Le nombre d’incarcération a
augmenté de 70 % en 20 ans
La Cour des comptes souligne
que plusieurs facteurs contribuent à cette suroccupation. D’une part, bien que le nombre d'actes de délinquance reste relativement stable, la réponse pénale « s’est durcie au cours des dernières
années ». En effet, le nombre d’incarcérations a augmenté de 70 %
en 20 ans.
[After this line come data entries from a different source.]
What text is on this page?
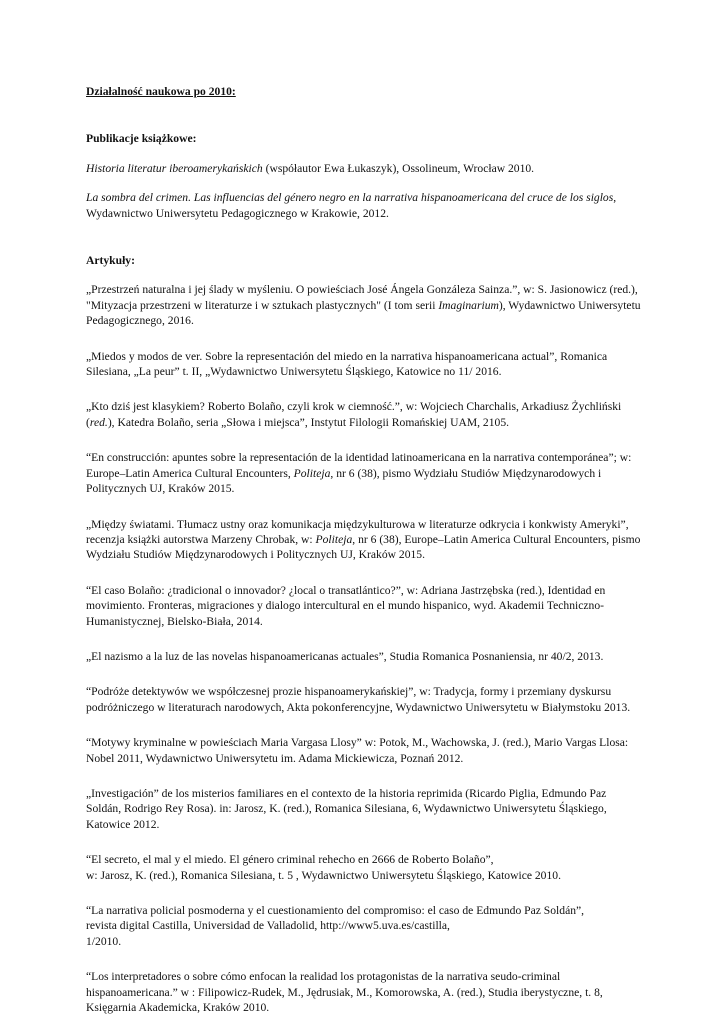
Działalność naukowa po 2010:

Publikacje książkowe:

Historia literatur iberoamerykańskich (współautor Ewa Łukaszyk), Ossolineum, Wrocław 2010.

La sombra del crimen. Las influencias del género negro en la narrativa hispanoamericana del cruce de los siglos, Wydawnictwo Uniwersytetu Pedagogicznego w Krakowie, 2012.

Artykuły:

„Przestrzeń naturalna i jej ślady w myśleniu. O powieściach José Ángela Gonzáleza Sainza.”, w: S. Jasionowicz (red.), "Mityzacja przestrzeni w literaturze i w sztukach plastycznych" (I tom serii Imaginarium), Wydawnictwo Uniwersytetu Pedagogicznego, 2016.

„Miedos y modos de ver. Sobre la representación del miedo en la narrativa hispanoamericana actual”, Romanica Silesiana, „La peur” t. II, „Wydawnictwo Uniwersytetu Śląskiego, Katowice no 11/ 2016.

„Kto dziś jest klasykiem? Roberto Bolaño, czyli krok w ciemność.”, w: Wojciech Charchalis, Arkadiusz Żychliński (red.), Katedra Bolaño, seria „Słowa i miejsca”, Instytut Filologii Romańskiej UAM, 2105.

“En construcción: apuntes sobre la representación de la identidad latinoamericana en la narrativa contemporánea”; w: Europe–Latin America Cultural Encounters, Politeja, nr 6 (38), pismo Wydziału Studiów Międzynarodowych i Politycznych UJ, Kraków 2015.

„Między światami. Tłumacz ustny oraz komunikacja międzykulturowa w literaturze odkrycia i konkwisty Ameryki”, recenzja książki autorstwa Marzeny Chrobak, w: Politeja, nr 6 (38), Europe–Latin America Cultural Encounters, pismo Wydziału Studiów Międzynarodowych i Politycznych UJ, Kraków 2015.

“El caso Bolaño: ¿tradicional o innovador? ¿local o transatlántico?”, w: Adriana Jastrzębska (red.), Identidad en movimiento. Fronteras, migraciones y dialogo intercultural en el mundo hispanico, wyd. Akademii Techniczno-Humanistycznej, Bielsko-Biała, 2014.

„El nazismo a la luz de las novelas hispanoamericanas actuales”, Studia Romanica Posnaniensia, nr 40/2, 2013.

“Podróże detektywów we współczesnej prozie hispanoamerykańskiej”, w: Tradycja, formy i przemiany dyskursu podróżniczego w literaturach narodowych, Akta pokonferencyjne, Wydawnictwo Uniwersytetu w Białymstoku 2013.

“Motywy kryminalne w powieściach Maria Vargasa Llosy” w: Potok, M., Wachowska, J. (red.), Mario Vargas Llosa: Nobel 2011, Wydawnictwo Uniwersytetu im. Adama Mickiewicza, Poznań 2012.

„Investigación” de los misterios familiares en el contexto de la historia reprimida (Ricardo Piglia, Edmundo Paz Soldán, Rodrigo Rey Rosa). in: Jarosz, K. (red.), Romanica Silesiana, 6, Wydawnictwo Uniwersytetu Śląskiego, Katowice 2012.

“El secreto, el mal y el miedo. El género criminal rehecho en 2666 de Roberto Bolaño”,
w: Jarosz, K. (red.), Romanica Silesiana, t. 5 , Wydawnictwo Uniwersytetu Śląskiego, Katowice 2010.

“La narrativa policial posmoderna y el cuestionamiento del compromiso: el caso de Edmundo Paz Soldán”,
revista digital Castilla, Universidad de Valladolid, http://www5.uva.es/castilla,
1/2010.

“Los interpretadores o sobre cómo enfocan la realidad los protagonistas de la narrativa seudo-criminal hispanoamericana.” w : Filipowicz-Rudek, M., Jędrusiak, M., Komorowska, A. (red.), Studia iberystyczne, t. 8, Księgarnia Akademicka, Kraków 2010.
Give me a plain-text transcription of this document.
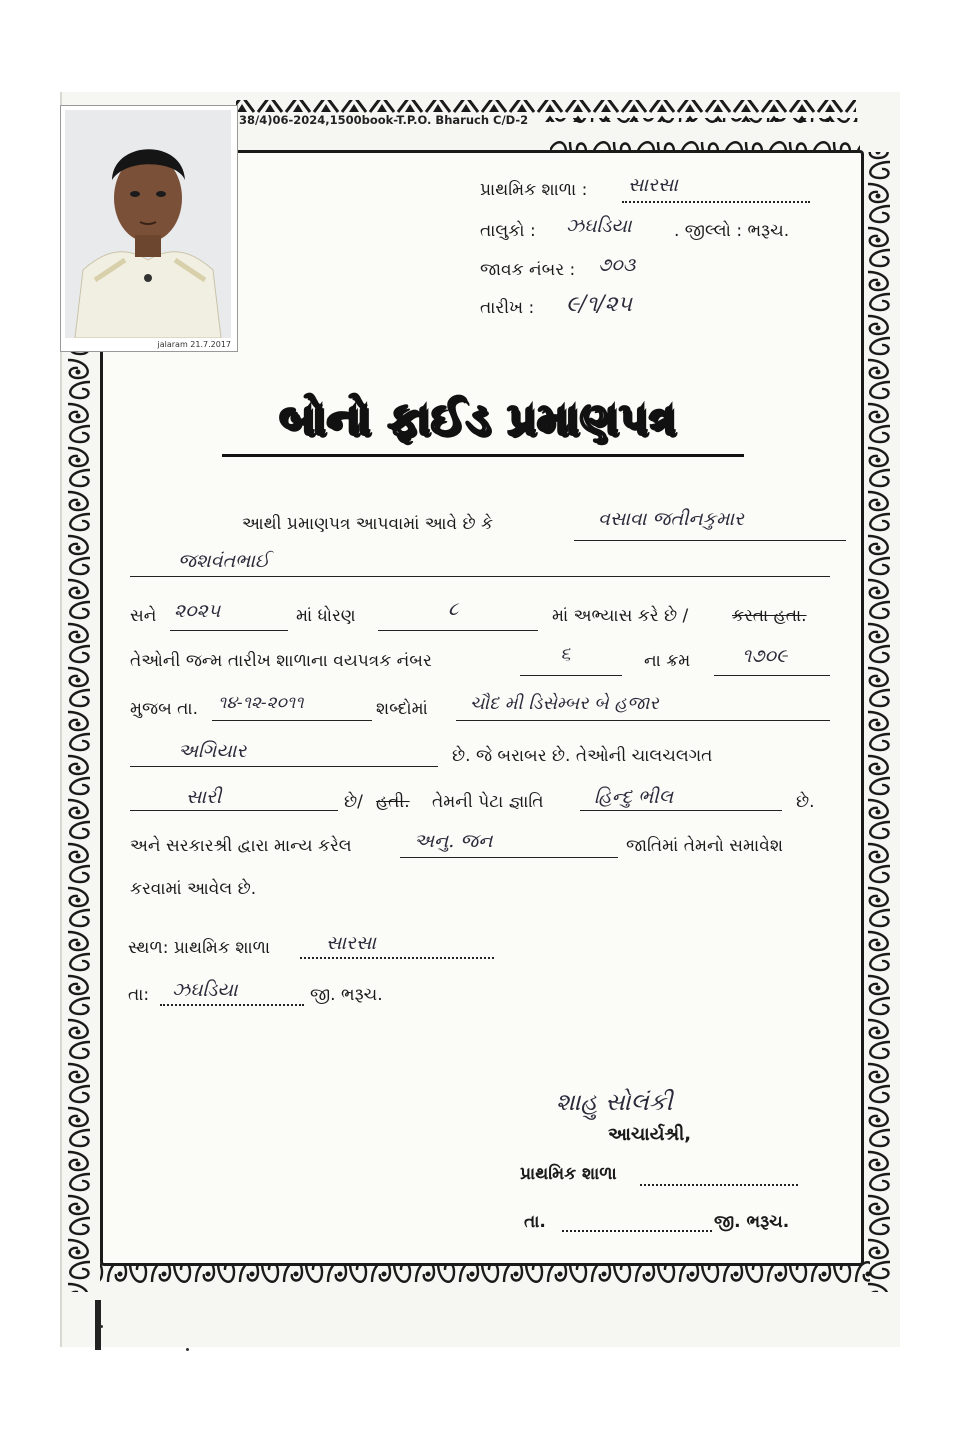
38/4)06-2024,1500book-T.P.O. Bharuch C/D-2
jalaram 21.7.2017
પ્રાથમિક શાળા : સારસા
તાલુકો : ઝઘડિયા	. જીલ્લો : ભરૂચ.
જાવક નંબર : ૭૦૩
તારીખ : ૯/૧/૨૫
બોનો ફાઈડ પ્રમાણપત્ર
આથી પ્રમાણપત્ર આપવામાં આવે છે કે	વસાવા જતીનકુમાર
જશવંતભાઈ
સને ૨૦૨૫	માં ધોરણ	૮	માં અભ્યાસ કરે છે /	કરતા હતા.
તેઓની જન્મ તારીખ શાળાના વયપત્રક નંબર	૬	ના ક્રમ	૧૭૦૯
મુજબ તા. ૧૪-૧૨-૨૦૧૧	શબ્દોમાં ચૌદ મી ડિસેમ્બર બે હજાર
અગિયાર	છે. જે બરાબર છે. તેઓની ચાલચલગત
સારી	છે/ હતી. તેમની પેટા જ્ઞાતિ	હિન્દુ ભીલ	છે.
અને સરકારશ્રી દ્વારા માન્ય કરેલ	અનુ. જન	જાતિમાં તેમનો સમાવેશ
કરવામાં આવેલ છે.
સ્થળ: પ્રાથમિક શાળા	સારસા
તા: ઝઘડિયા	જી. ભરૂચ.
શાહુ સોલંકી
આચાર્યશ્રી,
પ્રાથમિક શાળા
તા.	જી. ભરૂચ.
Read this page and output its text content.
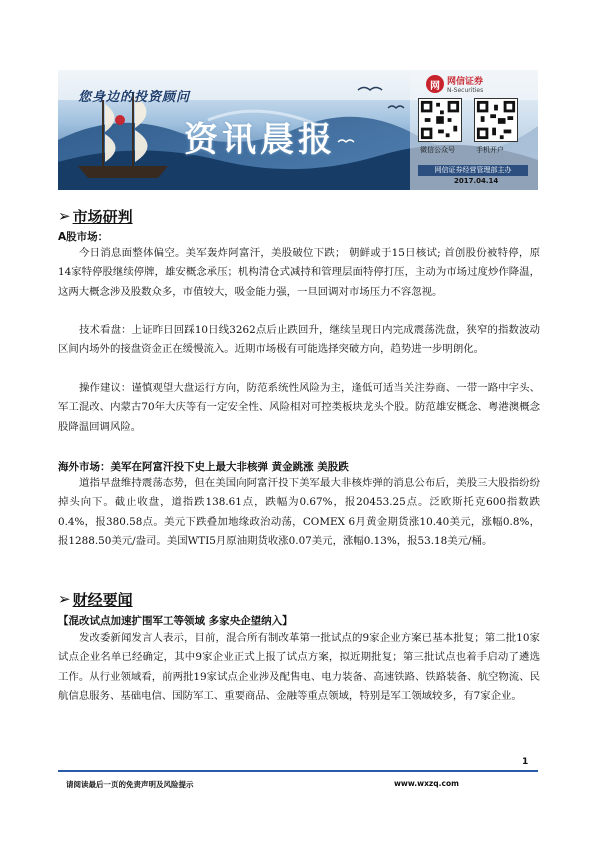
您身边的投资顾问
资讯晨报
网 网信证券
N-Securities
微信公众号	手机开户
网信证券经营管理部主办
2017.04.14
➢ 市场研判
A股市场：

今日消息面整体偏空。美军轰炸阿富汗，美股破位下跌； 朝鲜或于15日核试; 首创股份被特停，原14家特停股继续停牌，雄安概念承压；机构清仓式减持和管理层面特停打压，主动为市场过度炒作降温，这两大概念涉及股数众多，市值较大，吸金能力强，一旦回调对市场压力不容忽视。

技术看盘：上证昨日回踩10日线3262点后止跌回升，继续呈现日内完成震荡洗盘，狭窄的指数波动区间内场外的接盘资金正在缓慢流入。近期市场极有可能选择突破方向，趋势进一步明朗化。

操作建议：谨慎观望大盘运行方向，防范系统性风险为主，逢低可适当关注券商、一带一路中字头、军工混改、内蒙古70年大庆等有一定安全性、风险相对可控类板块龙头个股。防范雄安概念、粤港澳概念股降温回调风险。

海外市场：美军在阿富汗投下史上最大非核弹 黄金跳涨 美股跌

道指早盘维持震荡态势，但在美国向阿富汗投下美军最大非核炸弹的消息公布后，美股三大股指纷纷掉头向下。截止收盘，道指跌138.61点，跌幅为0.67%，报20453.25点。泛欧斯托克600指数跌0.4%，报380.58点。美元下跌叠加地缘政治动荡，COMEX 6月黄金期货涨10.40美元，涨幅0.8%，报1288.50美元/盎司。美国WTI5月原油期货收涨0.07美元，涨幅0.13%，报53.18美元/桶。

➢ 财经要闻
【混改试点加速扩围军工等领域 多家央企望纳入】

发改委新闻发言人表示，目前，混合所有制改革第一批试点的9家企业方案已基本批复；第二批10家试点企业名单已经确定，其中9家企业正式上报了试点方案，拟近期批复；第三批试点也着手启动了遴选工作。从行业领域看，前两批19家试点企业涉及配售电、电力装备、高速铁路、铁路装备、航空物流、民航信息服务、基础电信、国防军工、重要商品、金融等重点领域，特别是军工领域较多，有7家企业。

1
请阅读最后一页的免责声明及风险提示	www.wxzq.com
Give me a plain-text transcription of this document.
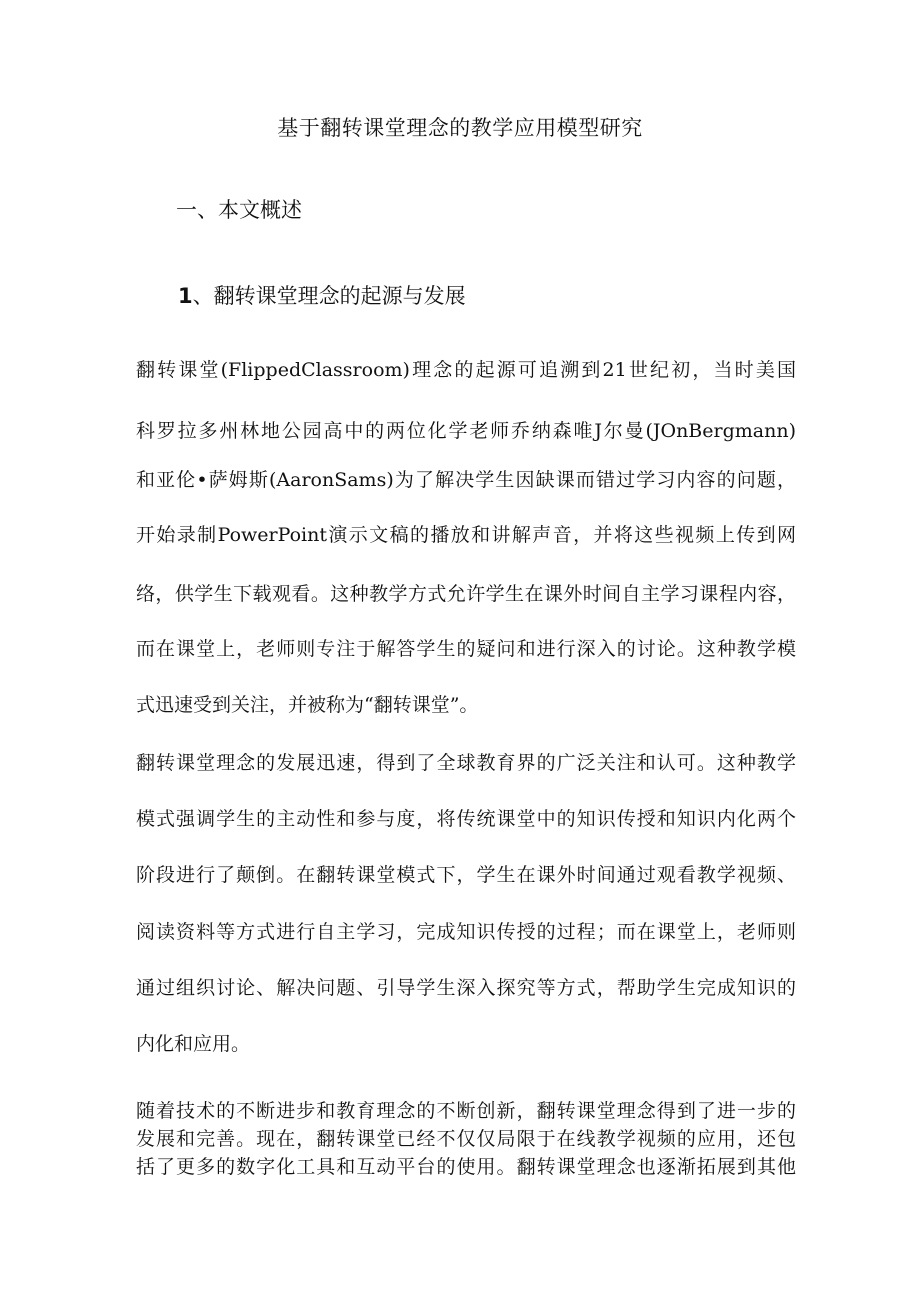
基于翻转课堂理念的教学应用模型研究
一、本文概述
1、翻转课堂理念的起源与发展
翻转课堂(FlippedClassroom)理念的起源可追溯到21世纪初，当时美国
科罗拉多州林地公园高中的两位化学老师乔纳森唯J尔曼(JOnBergmann)
和亚伦•萨姆斯(AaronSams)为了解决学生因缺课而错过学习内容的问题，
开始录制PowerPoint演示文稿的播放和讲解声音，并将这些视频上传到网
络，供学生下载观看。这种教学方式允许学生在课外时间自主学习课程内容，
而在课堂上，老师则专注于解答学生的疑问和进行深入的讨论。这种教学模
式迅速受到关注，并被称为“翻转课堂”。
翻转课堂理念的发展迅速，得到了全球教育界的广泛关注和认可。这种教学
模式强调学生的主动性和参与度，将传统课堂中的知识传授和知识内化两个
阶段进行了颠倒。在翻转课堂模式下，学生在课外时间通过观看教学视频、
阅读资料等方式进行自主学习，完成知识传授的过程；而在课堂上，老师则
通过组织讨论、解决问题、引导学生深入探究等方式，帮助学生完成知识的
内化和应用。
随着技术的不断进步和教育理念的不断创新，翻转课堂理念得到了进一步的
发展和完善。现在，翻转课堂已经不仅仅局限于在线教学视频的应用，还包
括了更多的数字化工具和互动平台的使用。翻转课堂理念也逐渐拓展到其他
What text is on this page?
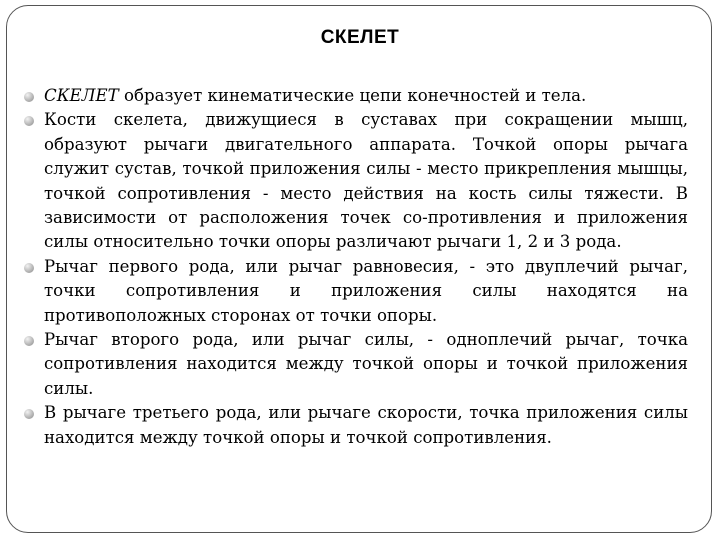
СКЕЛЕТ
СКЕЛЕТ образует кинематические цепи конечностей и тела.
Кости скелета, движущиеся в суставах при сокращении мышц, образуют рычаги двигательного аппарата. Точкой опоры рычага служит сустав, точкой приложения силы - место прикрепления мышцы, точкой сопротивления - место действия на кость силы тяжести. В зависимости от расположения точек со-противления и приложения силы относительно точки опоры различают рычаги 1, 2 и 3 рода.
Рычаг первого рода, или рычаг равновесия, - это двуплечий рычаг, точки сопротивления и приложения силы находятся на противоположных сторонах от точки опоры.
Рычаг второго рода, или рычаг силы, - одноплечий рычаг, точка сопротивления находится между точкой опоры и точкой приложения силы.
В рычаге третьего рода, или рычаге скорости, точка приложения силы находится между точкой опоры и точкой сопротивления.
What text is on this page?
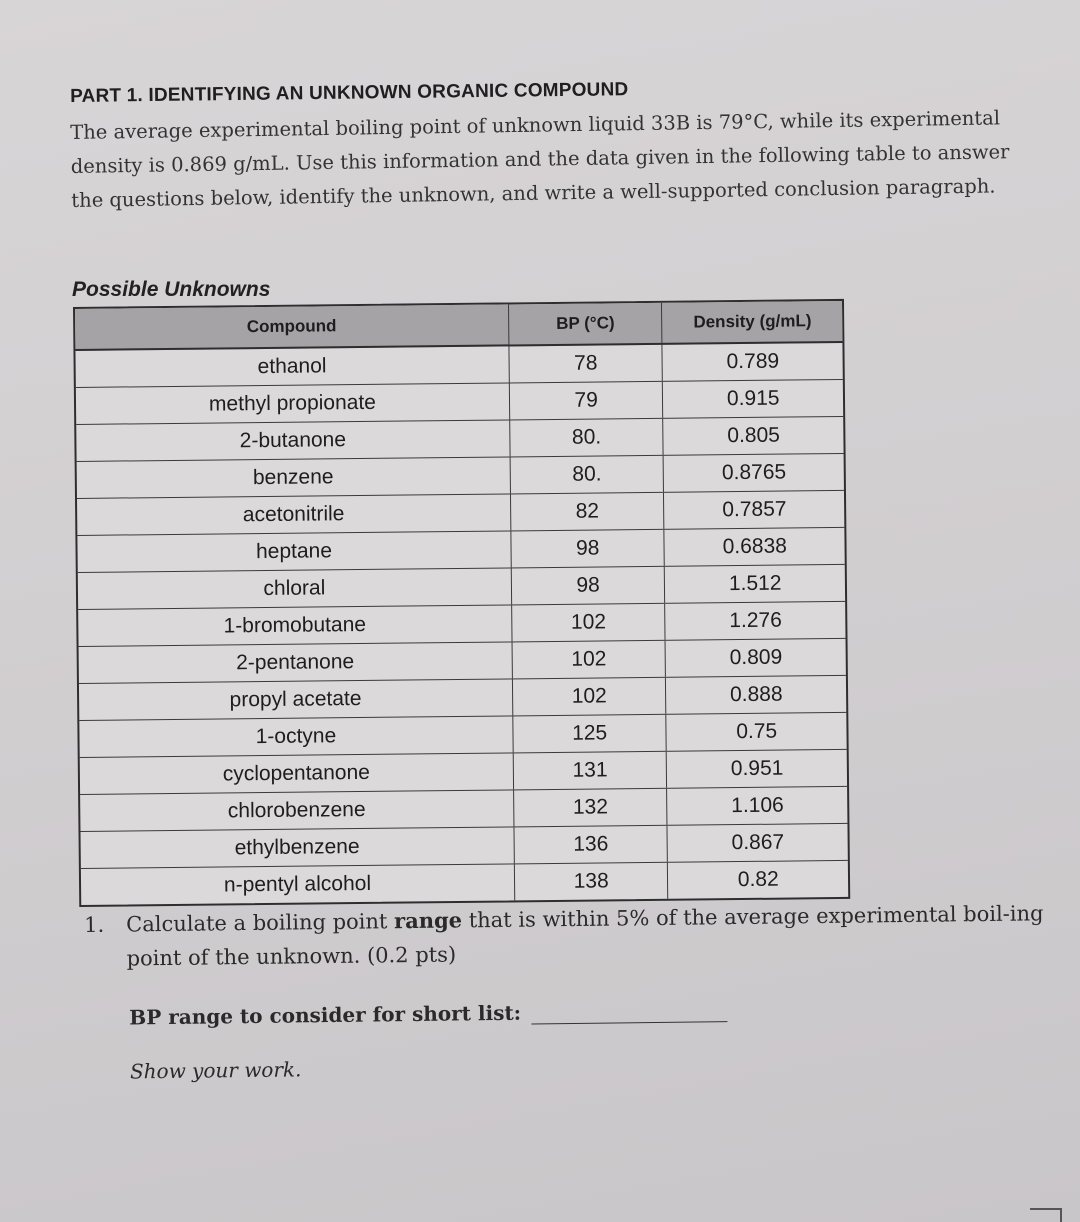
PART 1. IDENTIFYING AN UNKNOWN ORGANIC COMPOUND
The average experimental boiling point of unknown liquid 33B is 79°C, while its experimental density is 0.869 g/mL. Use this information and the data given in the following table to answer the questions below, identify the unknown, and write a well-supported conclusion paragraph.
Possible Unknowns
Compound	BP (°C)	Density (g/mL)
ethanol	78	0.789
methyl propionate	79	0.915
2-butanone	80.	0.805
benzene	80.	0.8765
acetonitrile	82	0.7857
heptane	98	0.6838
chloral	98	1.512
1-bromobutane	102	1.276
2-pentanone	102	0.809
propyl acetate	102	0.888
1-octyne	125	0.75
cyclopentanone	131	0.951
chlorobenzene	132	1.106
ethylbenzene	136	0.867
n-pentyl alcohol	138	0.82
1.	Calculate a boiling point range that is within 5% of the average experimental boil-ing point of the unknown. (0.2 pts)
BP range to consider for short list:
Show your work.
En 2019, 90 000 années de prison ont été prononcées contre
54 000 en 2000, d’après les enquêtes de victimation de l’INSEE.
D’autre part, cette
surpopulation s’explique par la répression accrue de certains crimes et délits,
notamment les violences intrafamiliales, les délits routiers ou les violences
envers les forces de l’ordre, précise la juridiction, mais aussi par l’accroissement des recours aux comparutions immédiates et à la détention
provisoire, toujours maintenue à un niveau élevé.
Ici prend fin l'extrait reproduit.